Operating rooms didn’t exist in 8000 BC when the Egyptians performed the first recorded Trephination, a surgical intervention where a hole is drilled into the skull using simple surgical tools. Nor in 1700 BC when the Law Code of Hammurabi was set in stone. Back then, any surgeon unable to save the life of a high-class individual lost a hand by knife, and this certainly was not executed within the premises of four walls. Steps were however being taken all over the globe, bringing about change in various sectors of the medical field.
In India, ENT (ear nose and throat) surgery and plastic surgery back in 600 BC earned Sushruta Banaras the title of “the Father of Surgery.” Then in 190 BC Chinese surgeon Hua Tuo introduced anesthesia for surgical procedures for the first time.
The concept of a surgical training program was first seen by Greek surgeons trained at Asklpieia, a semi-formal school creating uniformity in medical and surgical practices. Islamic medicine later set off the fashion of surgical suites and methods of quarantine to limit the spreading of infections. The Romans hold rights to the birth of the operating “tent” around 65 AD, the foundation for our current operating room.
In the Middle Ages, the Roman operating tent went from an outdoor layout to an indoor architecture.
If our only opinion of the Middle Ages is that of plague, death and destruction, we can admit to having missed a few history lessons. It was during this period that the famous Roman operating tent went from an outdoor layout to an indoor architecture, complete with a wooden table used to perform surgery.
Although the concept of the hospital tent went “missing” over time, Napoleon’s army surgeon Dominique Jean Larrey reintroduced the Roman-style hospital tent system during the Napoleonic Wars. However, Larrey spiced up the system by employing “flying ambulances,” horse-drawn carts that took wounded soldiers to the tents.
At the time of the American Civil War, American surgeons carried on with the Larrey ambulance and battlefield tent system, and the Roman-style hospital design. Then came operating theaters, used for operating and teaching. Europe and America seemed to be in sync from 1800-1900 after Italy’s dissection theaters in hospitals created some buzz.
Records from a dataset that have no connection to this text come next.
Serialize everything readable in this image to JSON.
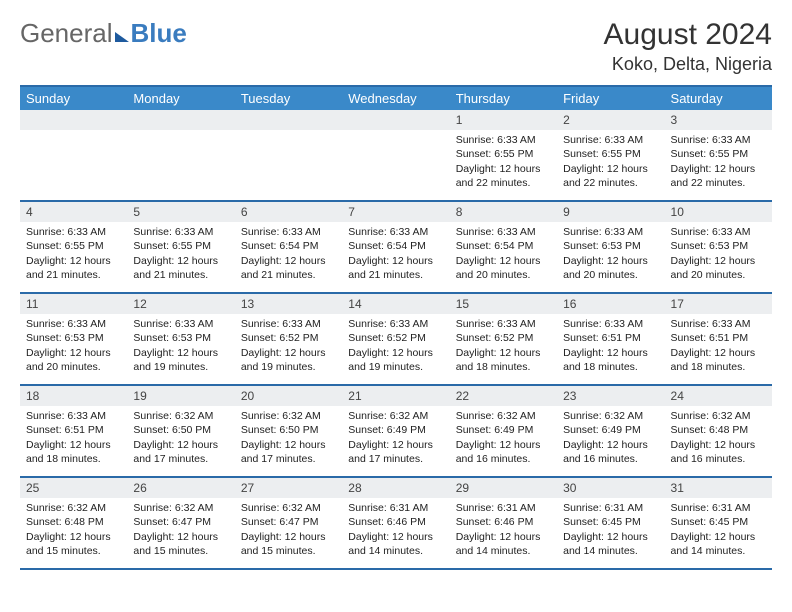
{
  "logo": {
    "text1": "General",
    "text2": "Blue"
  },
  "title": "August 2024",
  "location": "Koko, Delta, Nigeria",
  "day_names": [
    "Sunday",
    "Monday",
    "Tuesday",
    "Wednesday",
    "Thursday",
    "Friday",
    "Saturday"
  ],
  "colors": {
    "header_bg": "#3a89c9",
    "header_border": "#2a6aa8",
    "daynum_bg": "#eceef0"
  },
  "weeks": [
    [
      {
        "day": "",
        "lines": []
      },
      {
        "day": "",
        "lines": []
      },
      {
        "day": "",
        "lines": []
      },
      {
        "day": "",
        "lines": []
      },
      {
        "day": "1",
        "lines": [
          "Sunrise: 6:33 AM",
          "Sunset: 6:55 PM",
          "Daylight: 12 hours and 22 minutes."
        ]
      },
      {
        "day": "2",
        "lines": [
          "Sunrise: 6:33 AM",
          "Sunset: 6:55 PM",
          "Daylight: 12 hours and 22 minutes."
        ]
      },
      {
        "day": "3",
        "lines": [
          "Sunrise: 6:33 AM",
          "Sunset: 6:55 PM",
          "Daylight: 12 hours and 22 minutes."
        ]
      }
    ],
    [
      {
        "day": "4",
        "lines": [
          "Sunrise: 6:33 AM",
          "Sunset: 6:55 PM",
          "Daylight: 12 hours and 21 minutes."
        ]
      },
      {
        "day": "5",
        "lines": [
          "Sunrise: 6:33 AM",
          "Sunset: 6:55 PM",
          "Daylight: 12 hours and 21 minutes."
        ]
      },
      {
        "day": "6",
        "lines": [
          "Sunrise: 6:33 AM",
          "Sunset: 6:54 PM",
          "Daylight: 12 hours and 21 minutes."
        ]
      },
      {
        "day": "7",
        "lines": [
          "Sunrise: 6:33 AM",
          "Sunset: 6:54 PM",
          "Daylight: 12 hours and 21 minutes."
        ]
      },
      {
        "day": "8",
        "lines": [
          "Sunrise: 6:33 AM",
          "Sunset: 6:54 PM",
          "Daylight: 12 hours and 20 minutes."
        ]
      },
      {
        "day": "9",
        "lines": [
          "Sunrise: 6:33 AM",
          "Sunset: 6:53 PM",
          "Daylight: 12 hours and 20 minutes."
        ]
      },
      {
        "day": "10",
        "lines": [
          "Sunrise: 6:33 AM",
          "Sunset: 6:53 PM",
          "Daylight: 12 hours and 20 minutes."
        ]
      }
    ],
    [
      {
        "day": "11",
        "lines": [
          "Sunrise: 6:33 AM",
          "Sunset: 6:53 PM",
          "Daylight: 12 hours and 20 minutes."
        ]
      },
      {
        "day": "12",
        "lines": [
          "Sunrise: 6:33 AM",
          "Sunset: 6:53 PM",
          "Daylight: 12 hours and 19 minutes."
        ]
      },
      {
        "day": "13",
        "lines": [
          "Sunrise: 6:33 AM",
          "Sunset: 6:52 PM",
          "Daylight: 12 hours and 19 minutes."
        ]
      },
      {
        "day": "14",
        "lines": [
          "Sunrise: 6:33 AM",
          "Sunset: 6:52 PM",
          "Daylight: 12 hours and 19 minutes."
        ]
      },
      {
        "day": "15",
        "lines": [
          "Sunrise: 6:33 AM",
          "Sunset: 6:52 PM",
          "Daylight: 12 hours and 18 minutes."
        ]
      },
      {
        "day": "16",
        "lines": [
          "Sunrise: 6:33 AM",
          "Sunset: 6:51 PM",
          "Daylight: 12 hours and 18 minutes."
        ]
      },
      {
        "day": "17",
        "lines": [
          "Sunrise: 6:33 AM",
          "Sunset: 6:51 PM",
          "Daylight: 12 hours and 18 minutes."
        ]
      }
    ],
    [
      {
        "day": "18",
        "lines": [
          "Sunrise: 6:33 AM",
          "Sunset: 6:51 PM",
          "Daylight: 12 hours and 18 minutes."
        ]
      },
      {
        "day": "19",
        "lines": [
          "Sunrise: 6:32 AM",
          "Sunset: 6:50 PM",
          "Daylight: 12 hours and 17 minutes."
        ]
      },
      {
        "day": "20",
        "lines": [
          "Sunrise: 6:32 AM",
          "Sunset: 6:50 PM",
          "Daylight: 12 hours and 17 minutes."
        ]
      },
      {
        "day": "21",
        "lines": [
          "Sunrise: 6:32 AM",
          "Sunset: 6:49 PM",
          "Daylight: 12 hours and 17 minutes."
        ]
      },
      {
        "day": "22",
        "lines": [
          "Sunrise: 6:32 AM",
          "Sunset: 6:49 PM",
          "Daylight: 12 hours and 16 minutes."
        ]
      },
      {
        "day": "23",
        "lines": [
          "Sunrise: 6:32 AM",
          "Sunset: 6:49 PM",
          "Daylight: 12 hours and 16 minutes."
        ]
      },
      {
        "day": "24",
        "lines": [
          "Sunrise: 6:32 AM",
          "Sunset: 6:48 PM",
          "Daylight: 12 hours and 16 minutes."
        ]
      }
    ],
    [
      {
        "day": "25",
        "lines": [
          "Sunrise: 6:32 AM",
          "Sunset: 6:48 PM",
          "Daylight: 12 hours and 15 minutes."
        ]
      },
      {
        "day": "26",
        "lines": [
          "Sunrise: 6:32 AM",
          "Sunset: 6:47 PM",
          "Daylight: 12 hours and 15 minutes."
        ]
      },
      {
        "day": "27",
        "lines": [
          "Sunrise: 6:32 AM",
          "Sunset: 6:47 PM",
          "Daylight: 12 hours and 15 minutes."
        ]
      },
      {
        "day": "28",
        "lines": [
          "Sunrise: 6:31 AM",
          "Sunset: 6:46 PM",
          "Daylight: 12 hours and 14 minutes."
        ]
      },
      {
        "day": "29",
        "lines": [
          "Sunrise: 6:31 AM",
          "Sunset: 6:46 PM",
          "Daylight: 12 hours and 14 minutes."
        ]
      },
      {
        "day": "30",
        "lines": [
          "Sunrise: 6:31 AM",
          "Sunset: 6:45 PM",
          "Daylight: 12 hours and 14 minutes."
        ]
      },
      {
        "day": "31",
        "lines": [
          "Sunrise: 6:31 AM",
          "Sunset: 6:45 PM",
          "Daylight: 12 hours and 14 minutes."
        ]
      }
    ]
  ]
}
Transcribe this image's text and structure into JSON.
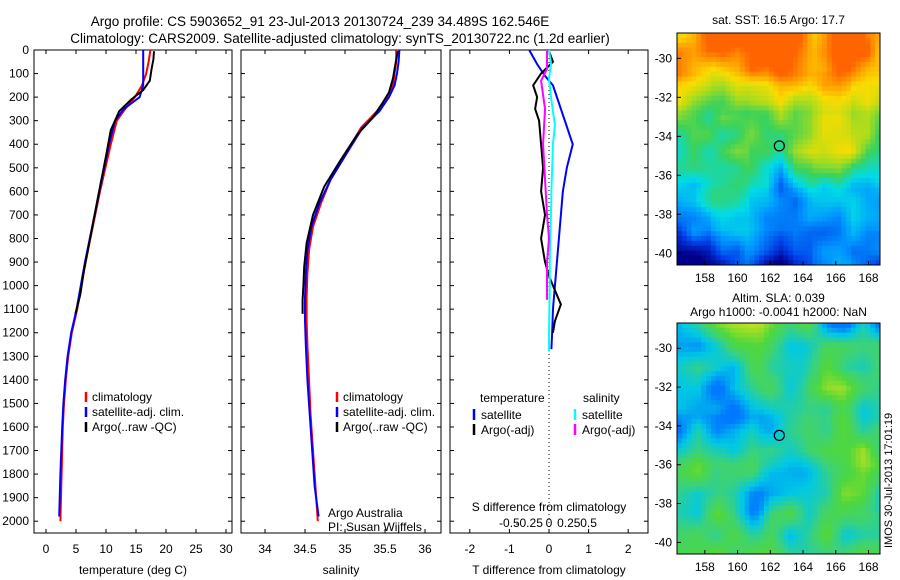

From World War I on we see the development of additional products and methods to improve the operating room we know today; gowns, gloves and masks, washing of hands and the use of antiseptics and more.
How Are We Now?
The OR’s evolution speeds up in the 1900s. In the 60s, for example, the trend towards disposable products was launched as a response to an influx of patients, making it more affordable and necessary. “A pre-sterilized, disposable needle and other disposable-type equipment such as syringes, gloves, tubing, mattress covers, masks and waste container liners—is used only once and then discarded. Chances of cross-infection are said to be reduced drastically,” Richard Rutter wrote for the New York Times in 1961.
It shouldn’t be so surprising that our operating rooms today center around high technology and are increasingly digitized. Hospitals have been constructing more rooms and have been focusing on a quicker circulation of the patient’s information and the patient’s comfort. To conform to patients’ needs and facilitate the shared rooms between doctors, the world’s first “crossover” operating table, the STERIS 5085 SRT, came out in 2009.
Currently, operating rooms are more and more “integrated”, with improvements in high-resolution imaging equipment and the enhanced ability to use large amounts of visual OR data. Read more in our article Integrated Operating Rooms. We witness robotic surgical machines, multi-image screens and computers, touch-enabled displays, real-time monitoring systems and the list goes on. And the list will continue to go on.